Hello community,
I’ve been lurking the forums now for a few days, and it seems that the old SmartThings way to switch Input Source on a soundbar (mine is quite recent, HW-Q950T) is not available anymore.
So I’ve been trying to explore the local network OCF way, like suggested in some post.
I’ve indeed tried the “setSoundFrom” command but it doesn’t do anything.
I learned about the COAP protocol. But the input source switch does work when you’re not in the same wifi network (over 5g for example), which means there is a http command for this. I just can’t find it.
Any dev managed to succeed in such a basic need for any home automation ?
Hi!
Sorry for the delay, this is all the information I have:
Samsung devices use the OCF protocol and the communication is mostly from the app to the physical device, so, you may see information in the app that isn’t present in the API. Therefore, the suggestion is not to rely on these states as they are subject to change.

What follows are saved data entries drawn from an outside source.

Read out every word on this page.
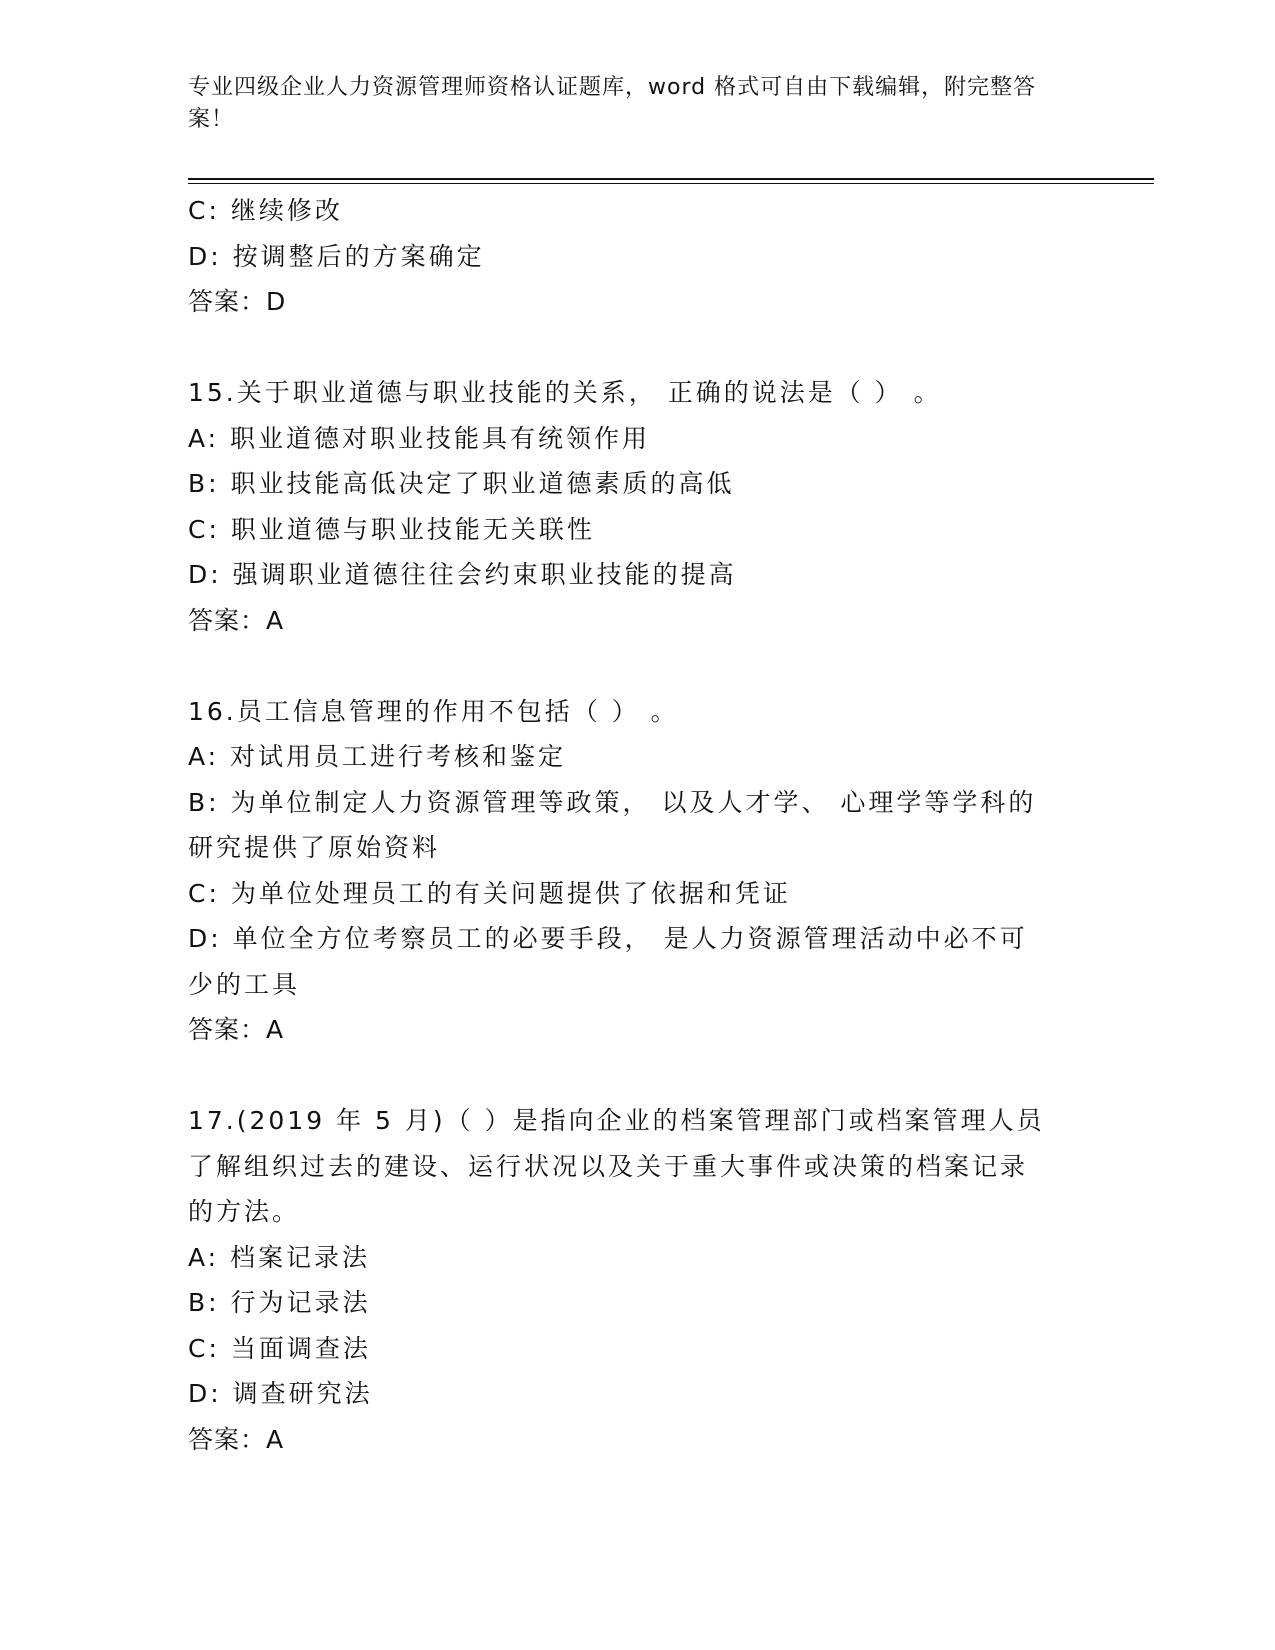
专业四级企业人力资源管理师资格认证题库，word 格式可自由下载编辑，附完整答案！
C: 继续修改
D: 按调整后的方案确定
答案：D
15.关于职业道德与职业技能的关系， 正确的说法是（ ） 。
A: 职业道德对职业技能具有统领作用
B: 职业技能高低决定了职业道德素质的高低
C: 职业道德与职业技能无关联性
D: 强调职业道德往往会约束职业技能的提高
答案：A
16.员工信息管理的作用不包括（ ） 。
A: 对试用员工进行考核和鉴定
B: 为单位制定人力资源管理等政策， 以及人才学、 心理学等学科的
研究提供了原始资料
C: 为单位处理员工的有关问题提供了依据和凭证
D: 单位全方位考察员工的必要手段， 是人力资源管理活动中必不可
少的工具
答案：A
17.(2019 年 5 月)（ ）是指向企业的档案管理部门或档案管理人员
了解组织过去的建设、运行状况以及关于重大事件或决策的档案记录
的方法。
A: 档案记录法
B: 行为记录法
C: 当面调查法
D: 调查研究法
答案：A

About the COAP command, only the manufacturer would know which one you can use and it depends on them to make this information available.

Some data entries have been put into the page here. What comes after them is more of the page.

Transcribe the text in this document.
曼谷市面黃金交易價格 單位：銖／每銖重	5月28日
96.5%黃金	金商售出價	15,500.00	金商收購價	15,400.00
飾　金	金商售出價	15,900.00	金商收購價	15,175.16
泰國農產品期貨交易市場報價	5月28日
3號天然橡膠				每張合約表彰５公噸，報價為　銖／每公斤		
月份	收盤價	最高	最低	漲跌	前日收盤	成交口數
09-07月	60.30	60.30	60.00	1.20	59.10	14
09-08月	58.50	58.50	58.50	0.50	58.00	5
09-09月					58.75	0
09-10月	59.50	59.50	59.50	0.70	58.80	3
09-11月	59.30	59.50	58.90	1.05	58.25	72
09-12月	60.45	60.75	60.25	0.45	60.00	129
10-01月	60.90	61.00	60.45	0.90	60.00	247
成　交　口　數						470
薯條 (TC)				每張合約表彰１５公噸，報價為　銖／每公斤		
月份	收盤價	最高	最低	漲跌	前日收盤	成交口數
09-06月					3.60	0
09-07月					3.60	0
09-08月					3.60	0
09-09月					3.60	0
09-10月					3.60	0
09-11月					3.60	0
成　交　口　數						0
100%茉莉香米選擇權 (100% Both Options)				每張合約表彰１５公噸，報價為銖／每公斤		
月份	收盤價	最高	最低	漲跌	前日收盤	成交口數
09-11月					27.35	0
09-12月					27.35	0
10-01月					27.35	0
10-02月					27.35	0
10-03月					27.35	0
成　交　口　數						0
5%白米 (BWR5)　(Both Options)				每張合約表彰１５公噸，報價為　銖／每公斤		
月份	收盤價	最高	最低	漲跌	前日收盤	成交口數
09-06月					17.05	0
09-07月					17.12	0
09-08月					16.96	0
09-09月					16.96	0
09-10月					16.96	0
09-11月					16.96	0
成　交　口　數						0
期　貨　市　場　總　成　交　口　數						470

hi @nayelyz , thank you for your answer. Ok then, I guess I’lll have to get off the soundbar network and fully inspect the smartthings app network packets on my phone.
Switching input source is such a base feature though, Samsung could at least expose it to IFTTT or Home Assistant.

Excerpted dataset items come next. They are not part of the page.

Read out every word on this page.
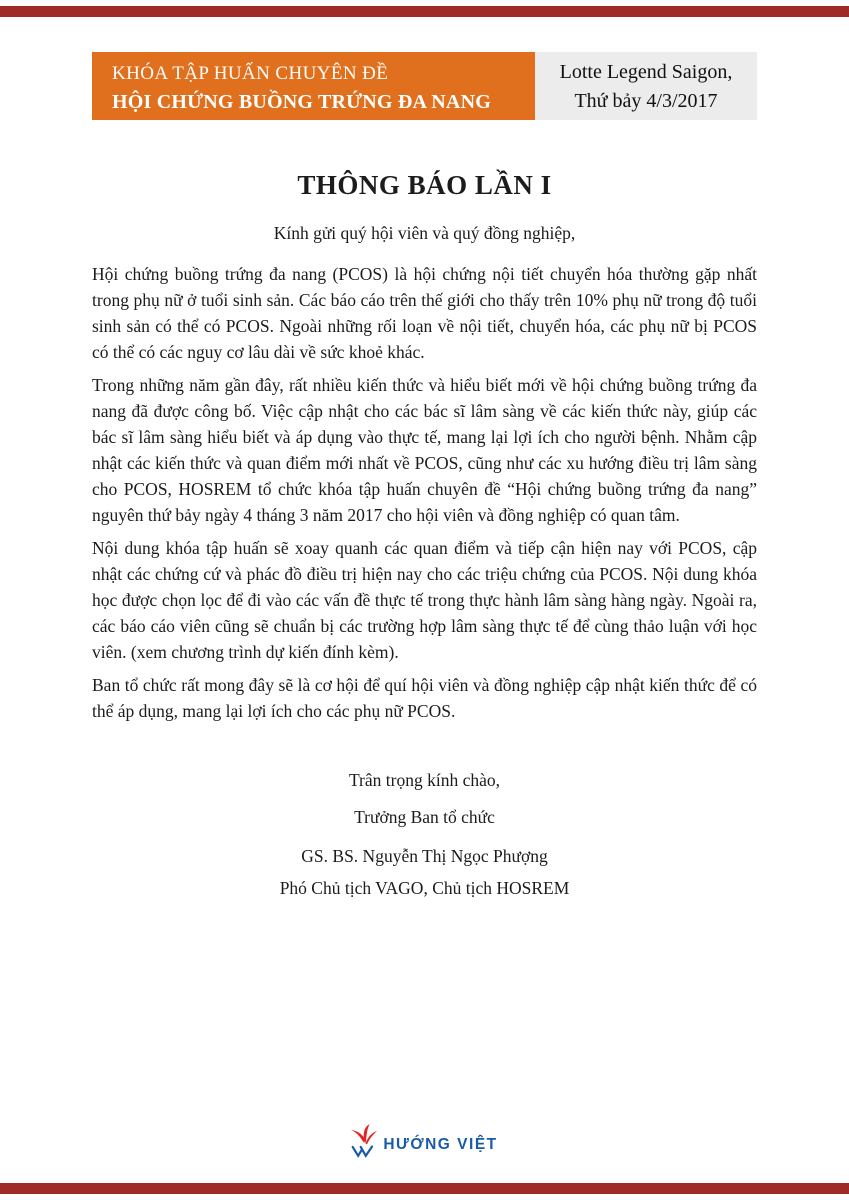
KHÓA TẬP HUẤN CHUYÊN ĐỀ
HỘI CHỨNG BUỒNG TRỨNG ĐA NANG
Lotte Legend Saigon,
Thứ bảy 4/3/2017
THÔNG BÁO LẦN I
Kính gửi quý hội viên và quý đồng nghiệp,

Hội chứng buồng trứng đa nang (PCOS) là hội chứng nội tiết chuyển hóa thường gặp nhất trong phụ nữ ở tuổi sinh sản. Các báo cáo trên thế giới cho thấy trên 10% phụ nữ trong độ tuổi sinh sản có thể có PCOS. Ngoài những rối loạn về nội tiết, chuyển hóa, các phụ nữ bị PCOS có thể có các nguy cơ lâu dài về sức khoẻ khác.

Trong những năm gần đây, rất nhiều kiến thức và hiểu biết mới về hội chứng buồng trứng đa nang đã được công bố. Việc cập nhật cho các bác sĩ lâm sàng về các kiến thức này, giúp các bác sĩ lâm sàng hiểu biết và áp dụng vào thực tế, mang lại lợi ích cho người bệnh. Nhằm cập nhật các kiến thức và quan điểm mới nhất về PCOS, cũng như các xu hướng điều trị lâm sàng cho PCOS, HOSREM tổ chức khóa tập huấn chuyên đề “Hội chứng buồng trứng đa nang” nguyên thứ bảy ngày 4 tháng 3 năm 2017 cho hội viên và đồng nghiệp có quan tâm.

Nội dung khóa tập huấn sẽ xoay quanh các quan điểm và tiếp cận hiện nay với PCOS, cập nhật các chứng cứ và phác đồ điều trị hiện nay cho các triệu chứng của PCOS. Nội dung khóa học được chọn lọc để đi vào các vấn đề thực tế trong thực hành lâm sàng hàng ngày. Ngoài ra, các báo cáo viên cũng sẽ chuẩn bị các trường hợp lâm sàng thực tế để cùng thảo luận với học viên. (xem chương trình dự kiến đính kèm).

Ban tổ chức rất mong đây sẽ là cơ hội để quí hội viên và đồng nghiệp cập nhật kiến thức để có thể áp dụng, mang lại lợi ích cho các phụ nữ PCOS.

Trân trọng kính chào,
Trưởng Ban tổ chức
GS. BS. Nguyễn Thị Ngọc Phượng
Phó Chủ tịch VAGO, Chủ tịch HOSREM
HƯỚNG VIỆT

edit : can we simply create a request for SmartThings team to expose input source to Home Assistants ? Right now they only have access to turn on / off.
edit 2 : trying to edit samsungvd.audioInputSource value with api.smartthings.com/devices/{{deviceId}}/events (thanks to this post), but I get a 403 forbidden, unlike all other command pathes. Seems like only ST app can call this command.
Creating device events is the mechanism device drivers / handlers / integrations use to communicate the status of a device to the SmartThings platform, which results in the capability attributes being set, entries being added to the history, events being received by automations and so on. That particular API call is the method used when the device integration is a SmartApp and so only the particular installed SmartApp that manages the device can issue it.
In any case all creating an event to change the inputSource attribute would do is misrepresent the status of your soundbar in SmartThings. It isn’t going to do anything to the soundbar. It would be the tail wagging the dog.
Unfortunately the samsungvd.audioInputSource capability doesn’t define any commands that could be used to actuate anything on the device.
In a previous post you suggested:
I know very little about the CoAP protocol, but I know it can work over the internet. Whether that is what it is doing is another matter. In any case the ocf and execute capabilities are actually deprecated in SmartThings so expecting those to be used moving forward seems inappropriate.
What have Samsung had to say? And I mean Samsung, not SmartThings. I appreciate it seems ridiculous to separate the two given the confusion caused by the ‘SmartThings’ app, but sometimes you still need to.
Indeed, have Samsung ever expressed an intent for automation and control of the soundbar to be available to third parties via the SmartThings API, rather than it being incidental to the integration into the SmartThings app?
Thank you for your very well put reply, orangebucket. A lot to learn in here.
As a reply, I didn’t try to contact Samsung directly, as it will be the usual automated support redirecting me to the SmartThings app and SmartThings API for any programmation.
I know for a fact that a ton of complaints can be found on the net concerning the missing input source switch exposure to assistants.
Worse : only open source assistants made by passionate people like Home Assistant have implemented the automation, but it uses the now missing setInputSource command. So they’re all broken aswell now.
There seems right now to be absolutely no way to program a simple input source switch.
The integration’s owner, Samsung in this case, must do that. They must expose that information/feature explicitly. For example, include a capability that lets you send this kind of command and that works through API commands as well as in the app.